Вот, это уже ближе, и, главное, объяснимо – ею движет женское любопытство, неистребимое, нормальное, естественное и жадное.
– Это с армии осталось, – сказал Стас, – когда срочную служил. Так все делали, по традиции – группа крови и патрон от автомата. Это ж не орел двуглавый во всю спину…
– В армии? – В голосе Кати он слышал неподдельное удивление, лица женщины Стас не видел, но по тону был готов поклясться, что только что ее своим признанием сразил. И не успел ничего пояснить, как та со скоростью ППШ выдала новую партию вопросов.
– Ты служил раньше? Где, когда, в каком звании? В какой части… – выпалила Катерина залпом и, устав, примолкла рядом.
– В РВСН, – Стас прикусил язык, но было слишком поздно.
– Где? – выдохнула та, – что это значит? Я ни разу не слышала этого названия… Погоди, ты что – уголовник, раз наколки у всех? Ты сидел?
– Да нет же, – разозлился Стас, – вернее, да, но потом, позже.
Он понял уже, что сболтнул лишнего, запутался в "показаниях", и Катерина сейчас легко и непринужденно дожмет его, как заправский следователь.
– Что за РВСН? – повторила та, – я не понимаю. Или ты врешь мне, или…
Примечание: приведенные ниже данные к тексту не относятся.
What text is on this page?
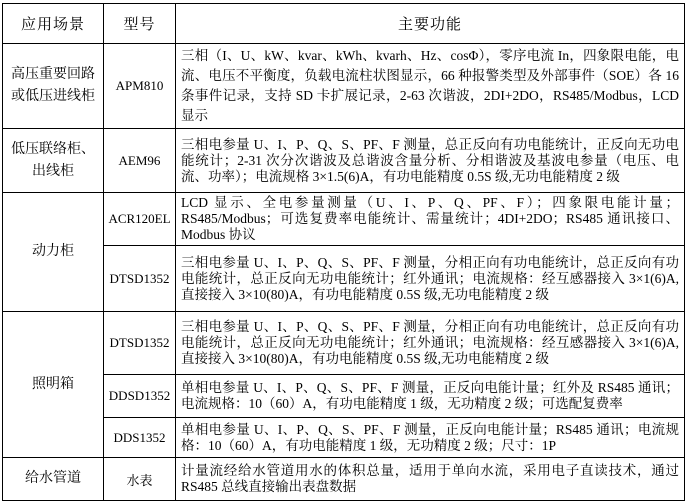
应用场景	型号	主要功能
高压重要回路或低压进线柜	APM810	三相（I、U、kW、kvar、kWh、kvarh、Hz、cosΦ），零序电流 In，四象限电能，电流、电压不平衡度，负载电流柱状图显示，66 种报警类型及外部事件（SOE）各 16 条事件记录，支持 SD 卡扩展记录，2-63 次谐波，2DI+2DO，RS485/Modbus，LCD 显示
低压联络柜、出线柜	AEM96	三相电参量 U、I、P、Q、S、PF、F 测量，总正反向有功电能统计，正反向无功电能统计；2-31 次分次谐波及总谐波含量分析、分相谐波及基波电参量（电压、电流、功率）；电流规格 3×1.5(6)A，有功电能精度 0.5S 级,无功电能精度 2 级
动力柜	ACR120EL	LCD 显示、全电参量测量（U、I、P、Q、PF、F）；四象限电能计量；RS485/Modbus；可选复费率电能统计、需量统计；4DI+2DO；RS485 通讯接口、Modbus 协议
	DTSD1352	三相电参量 U、I、P、Q、S、PF、F 测量，分相正向有功电能统计，总正反向有功电能统计，总正反向无功电能统计；红外通讯；电流规格：经互感器接入 3×1(6)A,直接接入 3×10(80)A，有功电能精度 0.5S 级,无功电能精度 2 级
照明箱	DTSD1352	三相电参量 U、I、P、Q、S、PF、F 测量，分相正向有功电能统计，总正反向有功电能统计，总正反向无功电能统计；红外通讯；电流规格：经互感器接入 3×1(6)A,直接接入 3×10(80)A，有功电能精度 0.5S 级,无功电能精度 2 级
	DDSD1352	单相电参量 U、I、P、Q、S、PF、F 测量，正反向电能计量；红外及 RS485 通讯；电流规格：10（60）A，有功电能精度 1 级，无功精度 2 级；可选配复费率
	DDS1352	单相电参量 U、I、P、Q、S、PF、F 测量，正反向电能计量；RS485 通讯；电流规格：10（60）A，有功电能精度 1 级，无功精度 2 级；尺寸：1P
给水管道	水表	计量流经给水管道用水的体积总量，适用于单向水流，采用电子直读技术，通过 RS485 总线直接输出表盘数据
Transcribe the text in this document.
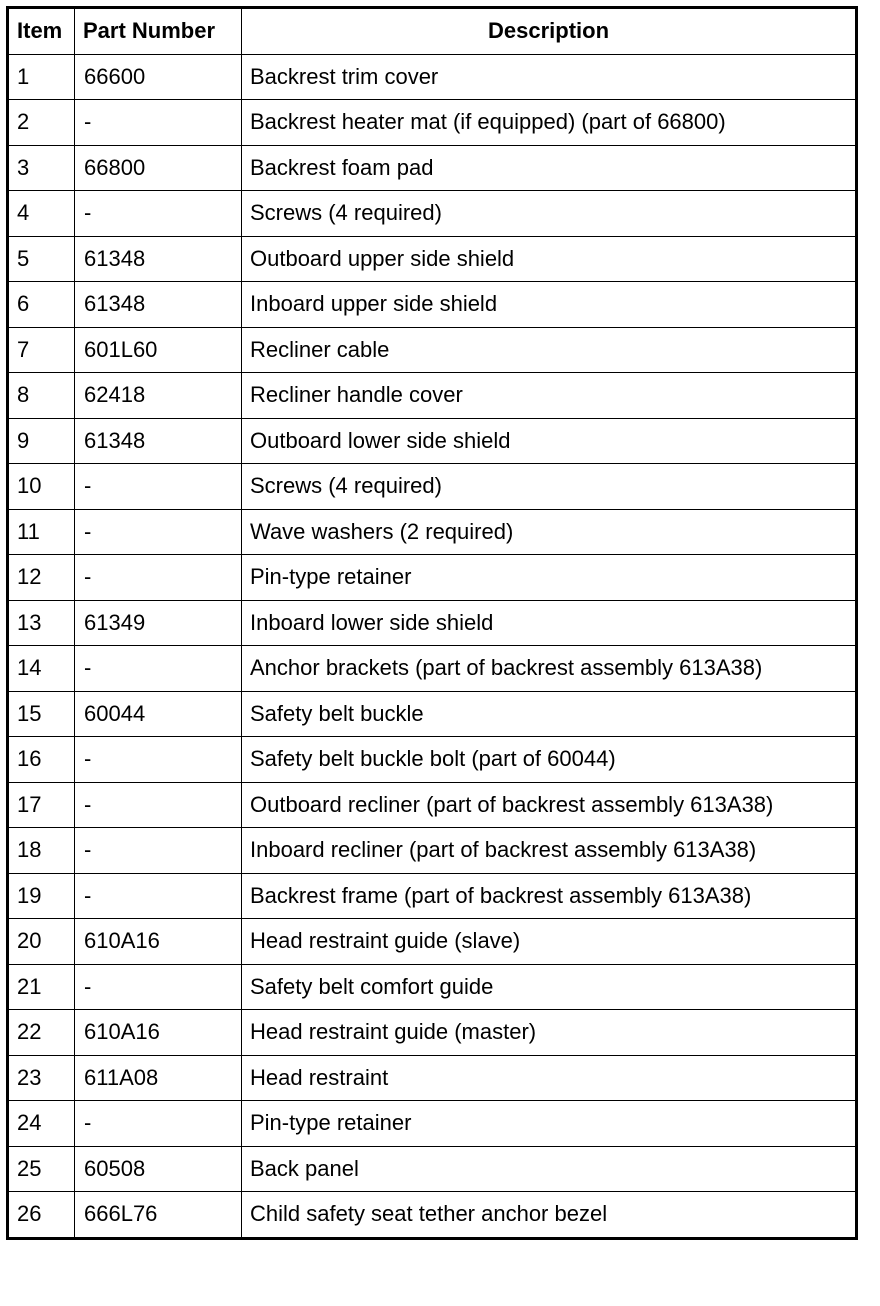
Item	Part Number	Description
1	66600	Backrest trim cover
2	-	Backrest heater mat (if equipped) (part of 66800)
3	66800	Backrest foam pad
4	-	Screws (4 required)
5	61348	Outboard upper side shield
6	61348	Inboard upper side shield
7	601L60	Recliner cable
8	62418	Recliner handle cover
9	61348	Outboard lower side shield
10	-	Screws (4 required)
11	-	Wave washers (2 required)
12	-	Pin-type retainer
13	61349	Inboard lower side shield
14	-	Anchor brackets (part of backrest assembly 613A38)
15	60044	Safety belt buckle
16	-	Safety belt buckle bolt (part of 60044)
17	-	Outboard recliner (part of backrest assembly 613A38)
18	-	Inboard recliner (part of backrest assembly 613A38)
19	-	Backrest frame (part of backrest assembly 613A38)
20	610A16	Head restraint guide (slave)
21	-	Safety belt comfort guide
22	610A16	Head restraint guide (master)
23	611A08	Head restraint
24	-	Pin-type retainer
25	60508	Back panel
26	666L76	Child safety seat tether anchor bezel
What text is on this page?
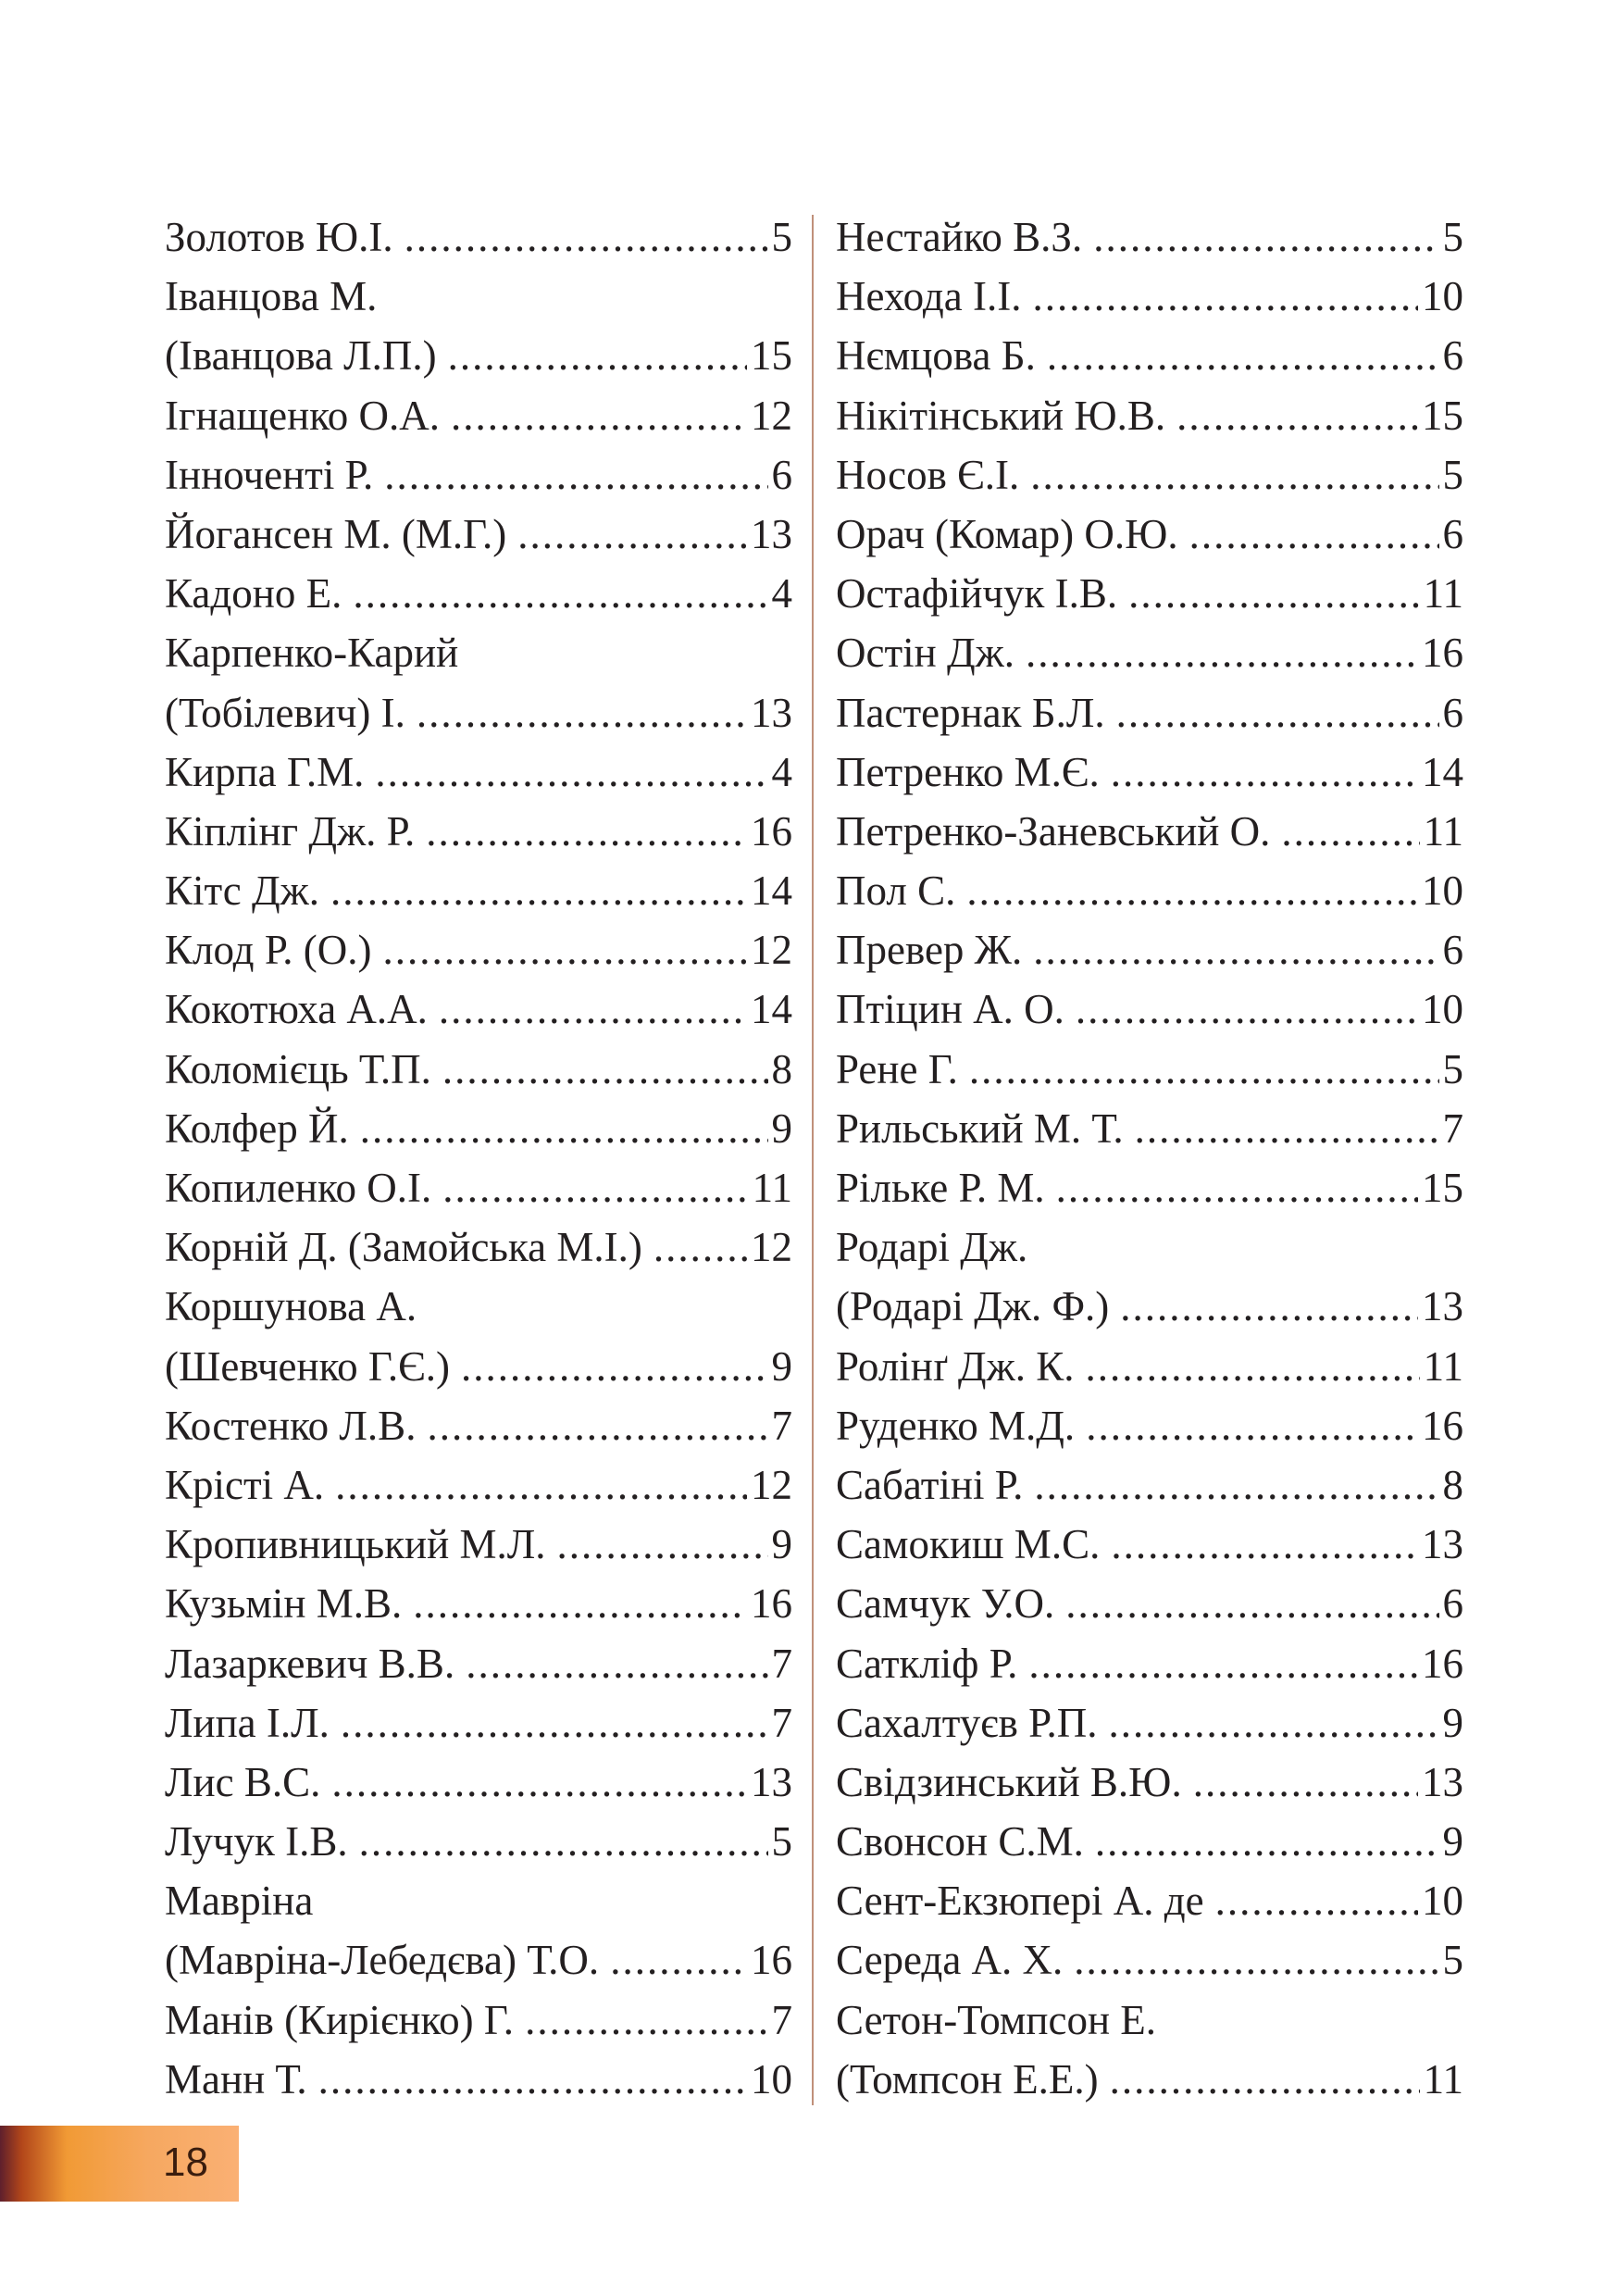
Золотов Ю.І. .....	5
Іванцова М.
(Іванцова Л.П.) .....	15
Ігнащенко О.А. .....	12
Інноченті Р. .....	6
Йогансен М. (М.Г.) .....	13
Кадоно Е. .....	4
Карпенко-Карий
(Тобілевич) І. .....	13
Кирпа Г.М. .....	4
Кіплінг Дж. Р. .....	16
Кітс Дж. .....	14
Клод Р. (О.) .....	12
Кокотюха А.А. .....	14
Коломієць Т.П. .....	8
Колфер Й. .....	9
Копиленко О.І. .....	11
Корній Д. (Замойська М.І.) .....	12
Коршунова А.
(Шевченко Г.Є.) .....	9
Костенко Л.В. .....	7
Крісті А. .....	12
Кропивницький М.Л. .....	9
Кузьмін М.В. .....	16
Лазаркевич В.В. .....	7
Липа І.Л. .....	7
Лис В.С. .....	13
Лучук І.В. .....	5
Мавріна
(Мавріна-Лебедєва) Т.О. .....	16
Манів (Кирієнко) Г. .....	7
Манн Т. .....	10
Нестайко В.З. .....	5
Нехода І.І. .....	10
Нємцова Б. .....	6
Нікітінський Ю.В. .....	15
Носов Є.І. .....	5
Орач (Комар) О.Ю. .....	6
Остафійчук І.В. .....	11
Остін Дж. .....	16
Пастернак Б.Л. .....	6
Петренко М.Є. .....	14
Петренко-Заневський О. .....	11
Пол С. .....	10
Превер Ж. .....	6
Птіцин А. О. .....	10
Рене Г. .....	5
Рильський М. Т. .....	7
Рільке Р. М. .....	15
Родарі Дж.
(Родарі Дж. Ф.) .....	13
Ролінґ Дж. К. .....	11
Руденко М.Д. .....	16
Сабатіні Р. .....	8
Самокиш М.С. .....	13
Самчук У.О. .....	6
Саткліф Р. .....	16
Сахалтуєв Р.П. .....	9
Свідзинський В.Ю. .....	13
Свонсон С.М. .....	9
Сент-Екзюпері А. де .....	10
Середа А. Х. .....	5
Сетон-Томпсон Е.
(Томпсон Е.Е.) .....	11
18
– Да не вру я. – Стас оттолкнул бы ее, да некуда было, слишком узкая кровать, одному тесно, однако они тут вдвоем превосходно до сих пор помещались, на мелкие неудобства внимания не обращая. А Катерина, уловив его изменившееся настроение, сникла, прижалась теснее, обхватила обеими руками и прошептала на ухо:
– Ну и ладно. Не хочешь – не говори, не больно-то мне и охота всякие глупости слушать.
– Ракетные войска стратегического назначения – это не глупости, а отдельная группировка стратегических ядерных сил страны…
Стало тихо так, что комар пролети – шума от него будет, как от горящего "Хейнкеля". Катерина приподнялась на подушке, опираясь на нее локтем, и застыла так, не потрудившись натянуть на себя одеяло, Стас смотрел в потолок, раздираемый желанием немедля бежать куда подальше или провалиться в недра, что глубже московского метро. Бежать однако было неловко, построенная на века усадьба Сушкиных на земле стояла твердо, так что оставалось лежать и мысленно клясть себя последними словами.
– Ракетные, – врастяжку повторила Катя, – нет таких. Ты все врешь, выдумываешь на ходу.
– Есть, – произнес Стас, чувствуя, как своими руками поджигает последний мост, – они есть. У нас. А здесь пока нет, но будут. Лет через десять точно.